Grande continuité de la religion mésopotamienne mais il y a des évolutions difficiles à voir, surtout pour les époques anciennes. Deuxième difficulté : civilisation parfaite dès l’origine (selon eux-mêmes) ; le dieu Marduk a créé les différentes catégories de prêtres, mais ceux-ci n’ont pas toujours obéi. Affirmation d’une intangibilité du culte mais dans la réalité ça a changé ; en réalité, grandes différences en 2 millénaires. Religion pas isolée du reste des activités : la vie dépend de forces supérieures qu’il faut rendre favorables. Prêtres = intermédiaires ; responsables du culte et du soin donné aux divinités. Autres catégories de prêtres : devins, portiers, brasseurs, artisans ; statut difficile à établir. Les prêtres n’ont pas l’exclusivité des cultes : les pères ont à faire le culte des ancêtres.
Les savants se penchent sur des pierres. D’étranges signes qu’ils appellent cunéiformes leur révèlent un monde disparu, deux millénaires d’une civilisation qui avait ses dieux, ses temples, ses devins, tout un monde qu’il s’agit de traquer et de comprendre de la manière la plus précise possible, sans y plaquer notre compréhension du monde. Ce que nous appelons prêtres correspond-il à ce qu’ils nomment ainsi ? En partie oui, en partie non. Le balayeur d’église est-il un prêtre ? Il semblerait qu’en ce temps-là, oui. Mais le père de famille qui s’adonne au culte des ancêtres, est-ce qu’on peut le considérer comme un prêtre ? Peut-être. Essayer de comprendre une civilisation disparue et lointaine, c’est constamment remettre en cause ce qui nous semble aller de soi. C’est en cela que cela importe.
Recrutement du clergé : transmission héréditaire + pas de défaut physique + formation adéquate. Parfois désignés prêtres dès leur naissance. Nom d’années : prêtre résulte du choix des dieux ; choisi pour une consultation oraculaire ; installé par le roi. Système tombe en désuétude, mais on demande l’avis des dieux (consultation oraculaire). Eclipse de lune permet de nommer une prêtresse : le dieu désire une religieuse consacrée. Onomastique souligne le choix divin : « désir de la déesse Aya ». Appartenance à un lignage : entrée en fonction à la mort du titulaire, mais parfois pas (nomination royale) ; parfois hérédité fictive, un ancêtre commun. Appartenance à une famille élargie. Formation : dans les écoles ? dans la famille ? Les membres du clergé assuraient l’éducation de leurs propres enfants.

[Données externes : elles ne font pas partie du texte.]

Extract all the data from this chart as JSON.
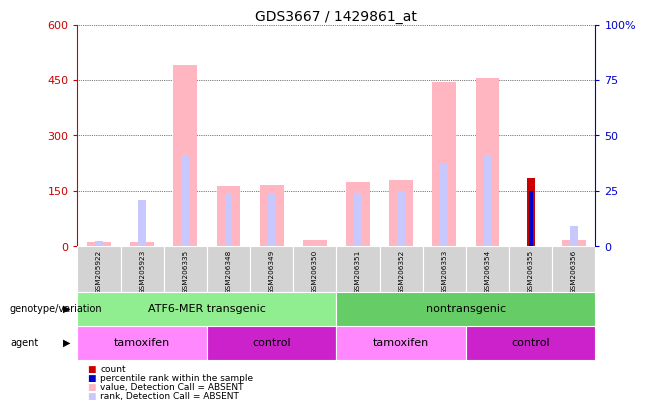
{
  "title": "GDS3667 / 1429861_at",
  "samples": [
    "GSM205922",
    "GSM205923",
    "GSM206335",
    "GSM206348",
    "GSM206349",
    "GSM206350",
    "GSM206351",
    "GSM206352",
    "GSM206353",
    "GSM206354",
    "GSM206355",
    "GSM206356"
  ],
  "value_absent": [
    12,
    12,
    490,
    162,
    165,
    18,
    175,
    180,
    445,
    455,
    0,
    18
  ],
  "rank_absent_pct": [
    2.5,
    21,
    41,
    24,
    24,
    0.5,
    24,
    25,
    37,
    41,
    0,
    9
  ],
  "count_present": [
    0,
    0,
    0,
    0,
    0,
    0,
    0,
    0,
    0,
    0,
    185,
    0
  ],
  "rank_present_pct": [
    0,
    0,
    0,
    0,
    0,
    0,
    0,
    0,
    0,
    0,
    25,
    0
  ],
  "ylim_left": [
    0,
    600
  ],
  "ylim_right": [
    0,
    100
  ],
  "yticks_left": [
    0,
    150,
    300,
    450,
    600
  ],
  "yticks_right": [
    0,
    25,
    50,
    75,
    100
  ],
  "ytick_labels_left": [
    "0",
    "150",
    "300",
    "450",
    "600"
  ],
  "ytick_labels_right": [
    "0",
    "25",
    "50",
    "75",
    "100%"
  ],
  "color_value_absent": "#ffb6c1",
  "color_rank_absent": "#c8c8ff",
  "color_count": "#cc0000",
  "color_rank_present": "#0000cc",
  "group_labels": [
    {
      "label": "ATF6-MER transgenic",
      "start": 0,
      "end": 5,
      "color": "#90ee90"
    },
    {
      "label": "nontransgenic",
      "start": 6,
      "end": 11,
      "color": "#66cc66"
    }
  ],
  "agent_labels": [
    {
      "label": "tamoxifen",
      "start": 0,
      "end": 2,
      "color": "#ff88ff"
    },
    {
      "label": "control",
      "start": 3,
      "end": 5,
      "color": "#cc22cc"
    },
    {
      "label": "tamoxifen",
      "start": 6,
      "end": 8,
      "color": "#ff88ff"
    },
    {
      "label": "control",
      "start": 9,
      "end": 11,
      "color": "#cc22cc"
    }
  ],
  "legend_items": [
    {
      "label": "count",
      "color": "#cc0000"
    },
    {
      "label": "percentile rank within the sample",
      "color": "#0000cc"
    },
    {
      "label": "value, Detection Call = ABSENT",
      "color": "#ffb6c1"
    },
    {
      "label": "rank, Detection Call = ABSENT",
      "color": "#c8c8ff"
    }
  ],
  "genotype_label": "genotype/variation",
  "agent_label": "agent",
  "background_color": "#ffffff",
  "tick_color_left": "#cc0000",
  "tick_color_right": "#0000cc"
}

Retrouver les traces d’une religion ancienne pour ne pas rester dupes des nôtres. Ce que nous nommons prêtre ne correspond pas tout à fait à ce qu’ils nommaient ainsi. Et les dieux non seulement étaient plusieurs, mais ils étaient incarnés, ils étaient présents, ils se mouillaient, contrairement à notre Dieu qui se cache (de honte, sans doute). De la Mésopotamie, je ne sais pas grand-chose, ses dieux me sont inconnus, je me perds dans la chronologie, mais il s’agissait d’humains comme nous et rien de ce qui est humain (et donc divin, si j’en crois leur mode vie) ne m’est étranger.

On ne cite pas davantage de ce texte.